I am interested in celebrating things as they are; to me the top 20 irritating noises chart does exactly that. It is not ‘negative’ to acknowledge that a lot of sounds are difficult; in fact it often brings about positive change. In the poll that’s running on my other blog re: irritating sounds, advert-break blare is currently the most irritating sound. At some point this year it is going to be made illegal for advertisement breaks to be played at higher volumes to the rest of the programming, because it is recognised as an abuse of the audience to blare adverts at them loudly in between whatever they are watching.
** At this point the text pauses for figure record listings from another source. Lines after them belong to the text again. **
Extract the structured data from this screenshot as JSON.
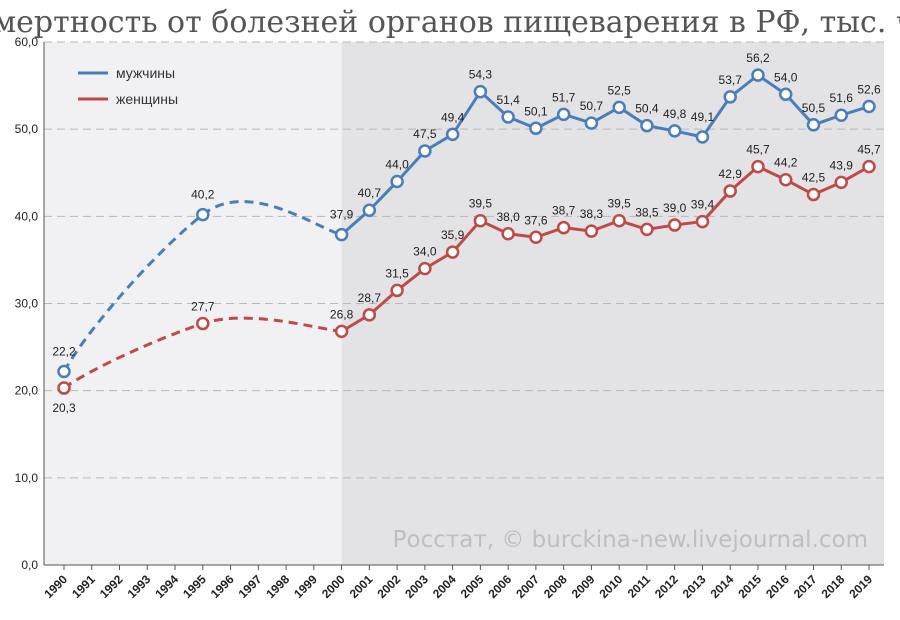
{
  "chart_data": {
    "type": "line",
    "title": "Смертность от болезней органов пищеварения в РФ, тыс. чел.",
    "source": "Росстат, © burckina-new.livejournal.com",
    "categories": [
      "1990",
      "1991",
      "1992",
      "1993",
      "1994",
      "1995",
      "1996",
      "1997",
      "1998",
      "1999",
      "2000",
      "2001",
      "2002",
      "2003",
      "2004",
      "2005",
      "2006",
      "2007",
      "2008",
      "2009",
      "2010",
      "2011",
      "2012",
      "2013",
      "2014",
      "2015",
      "2016",
      "2017",
      "2018",
      "2019"
    ],
    "ylim": [
      0,
      60
    ],
    "yticks": [
      "0,0",
      "10,0",
      "20,0",
      "30,0",
      "40,0",
      "50,0",
      "60,0"
    ],
    "shaded_from": "2000",
    "series": [
      {
        "name": "мужчины",
        "color": "#4a7ebb",
        "points": [
          {
            "year": "1990",
            "value": 22.2,
            "label": "22,2"
          },
          {
            "year": "1995",
            "value": 40.2,
            "label": "40,2"
          },
          {
            "year": "2000",
            "value": 37.9,
            "label": "37,9"
          },
          {
            "year": "2001",
            "value": 40.7,
            "label": "40,7"
          },
          {
            "year": "2002",
            "value": 44.0,
            "label": "44,0"
          },
          {
            "year": "2003",
            "value": 47.5,
            "label": "47,5"
          },
          {
            "year": "2004",
            "value": 49.4,
            "label": "49,4"
          },
          {
            "year": "2005",
            "value": 54.3,
            "label": "54,3"
          },
          {
            "year": "2006",
            "value": 51.4,
            "label": "51,4"
          },
          {
            "year": "2007",
            "value": 50.1,
            "label": "50,1"
          },
          {
            "year": "2008",
            "value": 51.7,
            "label": "51,7"
          },
          {
            "year": "2009",
            "value": 50.7,
            "label": "50,7"
          },
          {
            "year": "2010",
            "value": 52.5,
            "label": "52,5"
          },
          {
            "year": "2011",
            "value": 50.4,
            "label": "50,4"
          },
          {
            "year": "2012",
            "value": 49.8,
            "label": "49,8"
          },
          {
            "year": "2013",
            "value": 49.1,
            "label": "49,1"
          },
          {
            "year": "2014",
            "value": 53.7,
            "label": "53,7"
          },
          {
            "year": "2015",
            "value": 56.2,
            "label": "56,2"
          },
          {
            "year": "2016",
            "value": 54.0,
            "label": "54,0"
          },
          {
            "year": "2017",
            "value": 50.5,
            "label": "50,5"
          },
          {
            "year": "2018",
            "value": 51.6,
            "label": "51,6"
          },
          {
            "year": "2019",
            "value": 52.6,
            "label": "52,6"
          }
        ]
      },
      {
        "name": "женщины",
        "color": "#be4b48",
        "points": [
          {
            "year": "1990",
            "value": 20.3,
            "label": "20,3"
          },
          {
            "year": "1995",
            "value": 27.7,
            "label": "27,7"
          },
          {
            "year": "2000",
            "value": 26.8,
            "label": "26,8"
          },
          {
            "year": "2001",
            "value": 28.7,
            "label": "28,7"
          },
          {
            "year": "2002",
            "value": 31.5,
            "label": "31,5"
          },
          {
            "year": "2003",
            "value": 34.0,
            "label": "34,0"
          },
          {
            "year": "2004",
            "value": 35.9,
            "label": "35,9"
          },
          {
            "year": "2005",
            "value": 39.5,
            "label": "39,5"
          },
          {
            "year": "2006",
            "value": 38.0,
            "label": "38,0"
          },
          {
            "year": "2007",
            "value": 37.6,
            "label": "37,6"
          },
          {
            "year": "2008",
            "value": 38.7,
            "label": "38,7"
          },
          {
            "year": "2009",
            "value": 38.3,
            "label": "38,3"
          },
          {
            "year": "2010",
            "value": 39.5,
            "label": "39,5"
          },
          {
            "year": "2011",
            "value": 38.5,
            "label": "38,5"
          },
          {
            "year": "2012",
            "value": 39.0,
            "label": "39,0"
          },
          {
            "year": "2013",
            "value": 39.4,
            "label": "39,4"
          },
          {
            "year": "2014",
            "value": 42.9,
            "label": "42,9"
          },
          {
            "year": "2015",
            "value": 45.7,
            "label": "45,7"
          },
          {
            "year": "2016",
            "value": 44.2,
            "label": "44,2"
          },
          {
            "year": "2017",
            "value": 42.5,
            "label": "42,5"
          },
          {
            "year": "2018",
            "value": 43.9,
            "label": "43,9"
          },
          {
            "year": "2019",
            "value": 45.7,
            "label": "45,7"
          }
        ]
      }
    ]
  }
}
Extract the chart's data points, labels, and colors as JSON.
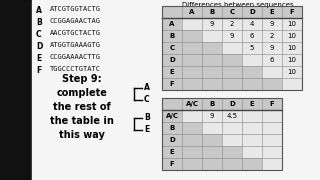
{
  "title": "Differences between sequences",
  "sequences": [
    [
      "A",
      "ATCGTGGTACTG"
    ],
    [
      "B",
      "CCGGAGAACTAG"
    ],
    [
      "C",
      "AACGTGCTACTG"
    ],
    [
      "D",
      "ATGGTGAAAGTG"
    ],
    [
      "E",
      "CCGGAAAACTTG"
    ],
    [
      "F",
      "TGGCCCTGTATC"
    ]
  ],
  "table1_cols": [
    "",
    "A",
    "B",
    "C",
    "D",
    "E",
    "F"
  ],
  "table1_rows": [
    "A",
    "B",
    "C",
    "D",
    "E",
    "F"
  ],
  "table1_data": [
    [
      null,
      null,
      9,
      2,
      4,
      9,
      10
    ],
    [
      null,
      null,
      null,
      9,
      6,
      2,
      10
    ],
    [
      null,
      null,
      null,
      null,
      5,
      9,
      10
    ],
    [
      null,
      null,
      null,
      null,
      null,
      6,
      10
    ],
    [
      null,
      null,
      null,
      null,
      null,
      null,
      10
    ],
    [
      null,
      null,
      null,
      null,
      null,
      null,
      null
    ]
  ],
  "table2_cols": [
    "",
    "A/C",
    "B",
    "D",
    "E",
    "F"
  ],
  "table2_rows": [
    "A/C",
    "B",
    "D",
    "E",
    "F"
  ],
  "table2_data": [
    [
      null,
      null,
      9,
      "4.5",
      null,
      null
    ],
    [
      null,
      null,
      null,
      null,
      null,
      null
    ],
    [
      null,
      null,
      null,
      null,
      null,
      null
    ],
    [
      null,
      null,
      null,
      null,
      null,
      null
    ],
    [
      null,
      null,
      null,
      null,
      null,
      null
    ]
  ],
  "step_text": "Step 9:\ncomplete\nthe rest of\nthe table in\nthis way",
  "bg_left": "#000000",
  "bg_right": "#ffffff",
  "gray_cell": "#c8c8c8",
  "white_cell": "#f0f0f0",
  "header_bg": "#d0d0d0"
}
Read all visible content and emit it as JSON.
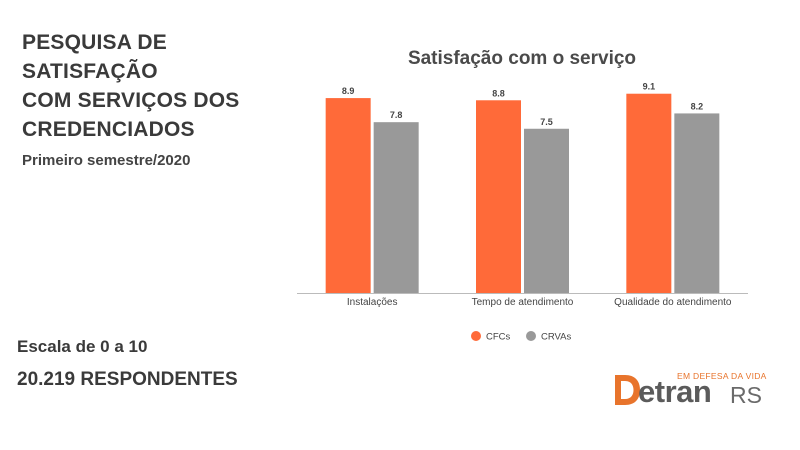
{
  "header": {
    "title_lines": [
      "PESQUISA DE",
      "SATISFAÇÃO",
      "COM SERVIÇOS DOS",
      "CREDENCIADOS"
    ],
    "subtitle": "Primeiro semestre/2020"
  },
  "footer": {
    "scale": "Escala de 0 a 10",
    "respondents": "20.219 RESPONDENTES"
  },
  "logo": {
    "tagline": "EM DEFESA DA VIDA",
    "word_rest": "etran",
    "suffix": "RS"
  },
  "chart_data": {
    "type": "bar",
    "title": "Satisfação com o serviço",
    "categories": [
      "Instalações",
      "Tempo de atendimento",
      "Qualidade do atendimento"
    ],
    "series": [
      {
        "name": "CFCs",
        "values": [
          8.9,
          8.8,
          9.1
        ],
        "color": "#ff6a39"
      },
      {
        "name": "CRVAs",
        "values": [
          7.8,
          7.5,
          8.2
        ],
        "color": "#999999"
      }
    ],
    "ylim": [
      0,
      10
    ],
    "grid": false,
    "legend": "bottom",
    "data_labels": true
  }
}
I think that’s a good thing, and it has come about through people really engaging with the sounds they are hearing, and forming an opinion about them. It’s not an un-informed opinion, or an opinion borne of lack of appreciation for the sound of advert blare; it’s an honest, human response to offensive noise pollution and I think we need somewhere in the show that attends to the intelligence of our audience on the matter of the sounds they dislike as well as having all the great features we have planned that celebrate sounds and give us the opportunity to listen in a different way to sounds we have taken for granted.

So… I don’t know if the ‘negative’ / ‘positive’ value judgement on whether sounds are irritating or not is useful. I think some sounds are irritating and it is not symptomatic of a lack of appreciation that we think them so. On the other hand, I think there is much we could now do to develop our imaginative engagement with sound, and much we could do to increase our appreciation of the everyday sounds that we hear.

But I do not think acknowledging our irritation at certain sounds is mutually exclusive from celebrating others. To me, irritation, delight, wonder, intrigue and annoyance are all valid responses to the world we hear and are all part of our full engagement and listening. What do others think?